So, the proof that $0<u_n<1$ is correct. It would be better to see the actual manipulations you've made, just to be sure that they are indeed correct.
Now, it's true that the sequence is decreasing (contrary to what I said in the comments, my bad), not increasing. To see this you can take $$u_{n+1}=1-\sqrt{1-u_n}\rightarrow \sqrt{1-u_n}=1-u_{n+1}\rightarrow 1-u_n=(1-u_{n+1})^2\leqslant 1-u_{n+1}$$
where in the last inequality I used $a\in[0,1]\rightarrow a^2\leqslant a$. So $1-u_n\leqslant 1-u_{n+1}$, by deleting 1 and changing sign, we reach $u_{n+1}\leqslant u_n$. In particular the limit cannot be $0$.
Now, the sequence $u_n$ is bounded (as you proved $u_n\leqslant 1$, for all $n$) and monotone (decreasing), therefore $$\exists u=\lim_{n\rightarrow \infty}u_n$$ to find the value for $u$, take the equation $$u_{n+1}=1-\sqrt{1-u_n}=f(u_n)$$ for $f(x)=1-\sqrt{1-x}$. The map $f$ is continuous, so $$u=\lim_{n\rightarrow\infty}u_n=\lim_{n\rightarrow\infty}u_{n+1}=\lim_{n\rightarrow\infty}f(u_n)=f(\lim_{n\rightarrow\infty}u_n)=f(u)$$ so $u$ is the solution to $u=f(u)=1-\sqrt{1-u}$, that is, $$\sqrt{1-u}=1-u\rightarrow 1-u=(1-u)^2\rightarrow (1-u)(1-(1-u))=0\rightarrow u(1-u)=0$$So, we have either $u=1$ (which cannot be, since the sequence is decreasing), or $u=0$, which is the correct answer.

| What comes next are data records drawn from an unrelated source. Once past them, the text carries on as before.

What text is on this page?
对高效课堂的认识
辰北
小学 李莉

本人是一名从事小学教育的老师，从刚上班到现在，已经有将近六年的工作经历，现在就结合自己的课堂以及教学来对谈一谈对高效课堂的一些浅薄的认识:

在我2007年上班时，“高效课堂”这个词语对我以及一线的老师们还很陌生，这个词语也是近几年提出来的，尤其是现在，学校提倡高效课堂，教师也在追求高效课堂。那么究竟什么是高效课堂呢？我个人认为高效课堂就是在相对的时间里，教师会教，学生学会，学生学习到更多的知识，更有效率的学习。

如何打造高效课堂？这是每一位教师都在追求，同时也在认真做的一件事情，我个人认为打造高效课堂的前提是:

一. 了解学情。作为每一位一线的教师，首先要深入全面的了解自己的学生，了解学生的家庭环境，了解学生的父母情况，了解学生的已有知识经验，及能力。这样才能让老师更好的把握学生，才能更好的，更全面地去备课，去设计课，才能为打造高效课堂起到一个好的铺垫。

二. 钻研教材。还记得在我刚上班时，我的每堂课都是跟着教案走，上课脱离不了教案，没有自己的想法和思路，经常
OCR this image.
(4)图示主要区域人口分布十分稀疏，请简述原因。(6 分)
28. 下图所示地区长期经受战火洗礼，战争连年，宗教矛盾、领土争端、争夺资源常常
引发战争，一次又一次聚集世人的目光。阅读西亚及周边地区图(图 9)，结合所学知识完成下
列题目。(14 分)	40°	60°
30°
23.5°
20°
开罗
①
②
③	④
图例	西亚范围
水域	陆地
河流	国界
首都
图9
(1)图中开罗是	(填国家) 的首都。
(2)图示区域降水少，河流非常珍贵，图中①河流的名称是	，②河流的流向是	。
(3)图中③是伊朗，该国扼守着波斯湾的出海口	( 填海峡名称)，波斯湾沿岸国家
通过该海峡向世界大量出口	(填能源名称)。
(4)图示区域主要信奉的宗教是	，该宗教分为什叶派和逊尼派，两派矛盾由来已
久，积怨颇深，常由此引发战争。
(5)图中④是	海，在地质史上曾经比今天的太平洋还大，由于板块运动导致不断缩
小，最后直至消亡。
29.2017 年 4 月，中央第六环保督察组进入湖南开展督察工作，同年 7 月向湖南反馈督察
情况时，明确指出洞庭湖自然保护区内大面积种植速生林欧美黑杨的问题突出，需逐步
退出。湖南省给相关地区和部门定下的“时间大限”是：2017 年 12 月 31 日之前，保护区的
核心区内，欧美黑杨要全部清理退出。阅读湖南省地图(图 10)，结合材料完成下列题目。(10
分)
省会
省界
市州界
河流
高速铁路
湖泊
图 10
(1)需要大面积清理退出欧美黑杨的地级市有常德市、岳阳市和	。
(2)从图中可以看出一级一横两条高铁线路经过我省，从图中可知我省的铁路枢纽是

This whole process is one of the methods to find the fixed point to a continuous function $f$: You start with a value $v_0$ and the define $$v_{n+1}=f(v_n)$$
If the sequence does have a limit (as in this case with $f(x)=1-\sqrt{1-x}$), then the limit is a fixed point for $f$.